Iniciamos o Tempo Comum – Celebremos a páscoa de Jesus Cristo, acontecendo na história e em nossas vidas, especialmente nas lutas das pessoas e comunidades que se organizam, cultivam a vida batismal e, conscientemente, continuam a missão de Jesus, o Cordeiro de Deus que tira o pecado do mundo e implanta a fraternidade e a paz

2º DOMINGO DO TEMPO COMUM
“EU VI E DOU TESTEMUNHO: ESTE É O FILHO DE DEUS” (Jo1, 34)
01. ACOLHIDA E RECORDAÇÃO DA VIDA
Animador(a) – Queridos irmãos e irmãs, é com grande alegria e carinho que os acolhemos para celebrar nossa vida e nossa fé. Vamos recordar, neste momento, os fatos que marcaram esta semana.
O animador motiva a assembléia a fazer a recordação da vida espontaneamente. Concluir cantando um refrão apropriado.
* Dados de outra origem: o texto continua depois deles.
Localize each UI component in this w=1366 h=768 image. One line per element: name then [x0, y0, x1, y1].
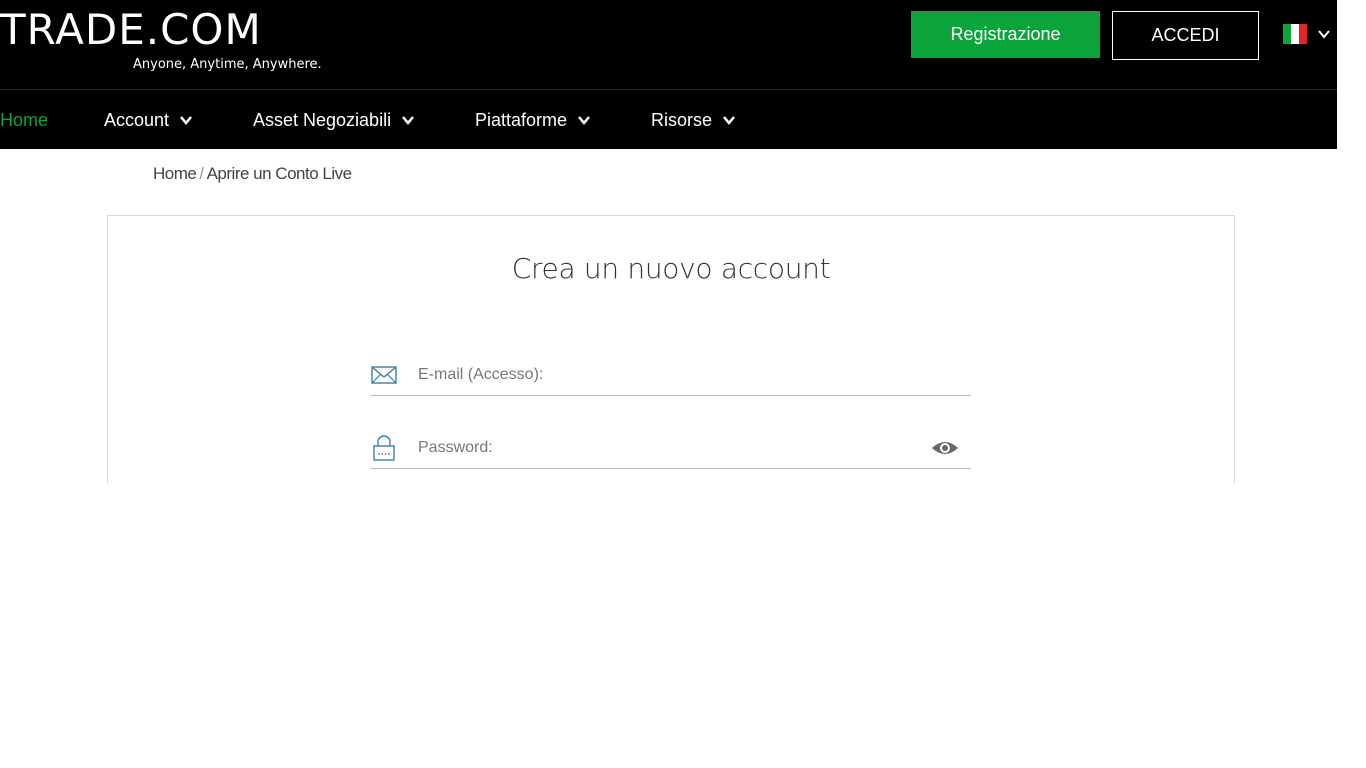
nav-item-piattaforme[interactable]: Piattaforme — [475, 90, 591, 150]
main-nav: Home Account Asset Negoziabili Piattafor… — [0, 89, 1337, 149]
top-header: TRADE.COM Anyone, Anytime, Anywhere. Reg… — [0, 0, 1337, 89]
italy-flag-icon — [1283, 24, 1307, 44]
nav-item-risorse[interactable]: Risorse — [651, 90, 736, 150]
chevron-down-icon — [402, 116, 415, 125]
password-field-wrapper — [371, 429, 971, 469]
breadcrumb-separator: / — [199, 164, 204, 183]
email-field-wrapper — [371, 356, 971, 396]
nav-item-label: Home — [0, 109, 49, 130]
nav-item-label: Asset Negoziabili — [253, 109, 392, 130]
breadcrumb-current: Aprire un Conto Live — [206, 164, 352, 183]
nav-item-home[interactable]: Home — [0, 90, 48, 150]
nav-item-label: Risorse — [651, 109, 713, 130]
form-title: Crea un nuovo account — [511, 252, 831, 285]
language-selector[interactable] — [1283, 22, 1337, 46]
password-input[interactable] — [418, 433, 918, 463]
logo[interactable]: TRADE.COM — [0, 8, 262, 52]
nav-item-asset-negoziabili[interactable]: Asset Negoziabili — [253, 90, 415, 150]
tagline: Anyone, Anytime, Anywhere. — [133, 57, 322, 72]
chevron-down-icon — [1318, 30, 1330, 39]
chevron-down-icon — [723, 116, 735, 125]
chevron-down-icon — [180, 116, 193, 125]
breadcrumb-home-link[interactable]: Home — [153, 164, 197, 183]
register-button[interactable]: Registrazione — [911, 11, 1100, 58]
email-input[interactable] — [418, 360, 918, 390]
envelope-icon — [371, 366, 397, 384]
signup-form-card: Crea un nuovo account — [107, 215, 1235, 484]
breadcrumb: Home / Aprire un Conto Live — [153, 164, 352, 184]
nav-item-label: Piattaforme — [475, 109, 568, 130]
login-button[interactable]: ACCEDI — [1112, 11, 1259, 60]
nav-item-account[interactable]: Account — [104, 90, 193, 150]
nav-item-label: Account — [104, 109, 170, 130]
chevron-down-icon — [578, 116, 591, 125]
lock-icon — [373, 435, 395, 461]
eye-icon[interactable] — [931, 435, 959, 461]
Animador(a) – Celebremos a páscoa de Jesus Cristo, acontecendo na história e em nossas vidas, especialmente nas lutas das pessoas e comunidades que se organizam, cultivam a vida batismal e, conscientemente, continuam a missão de Jesus, o Cordeiro de Deus que tira o pecado do mundo e implanta a fraternidade e a paz. Alegres, cantemos.
Procissão de entrada como de costume.
02. CANTO INICIAL
VIMOS TE LOUVAR EM TUA CASA, Ó SENHOR. SOMOS A FAMÍLIA QUE TEU FILHO CONGREGOU.
1. Teu povo, tua família vem hoje, com gratidão, louvar Teu nome santo, unidos na adoração.
2. Cantamos a Tua graça, o Teu infinito amor; a prece de nossas vidas, em casa já começou.
3. Das faltas contra a unidade queremos pedir perdão. É falta todo egoísmo que gera separação.
4. Começa em nossa casa a vida em fraternidade. Possamos com Tua graça, vivê-la na liberdade.
Presidente – Irmãos e irmãs, reunidos em nome da Trindade Santa, façamos o sinal da nossa fé. EM NOME DO PAI…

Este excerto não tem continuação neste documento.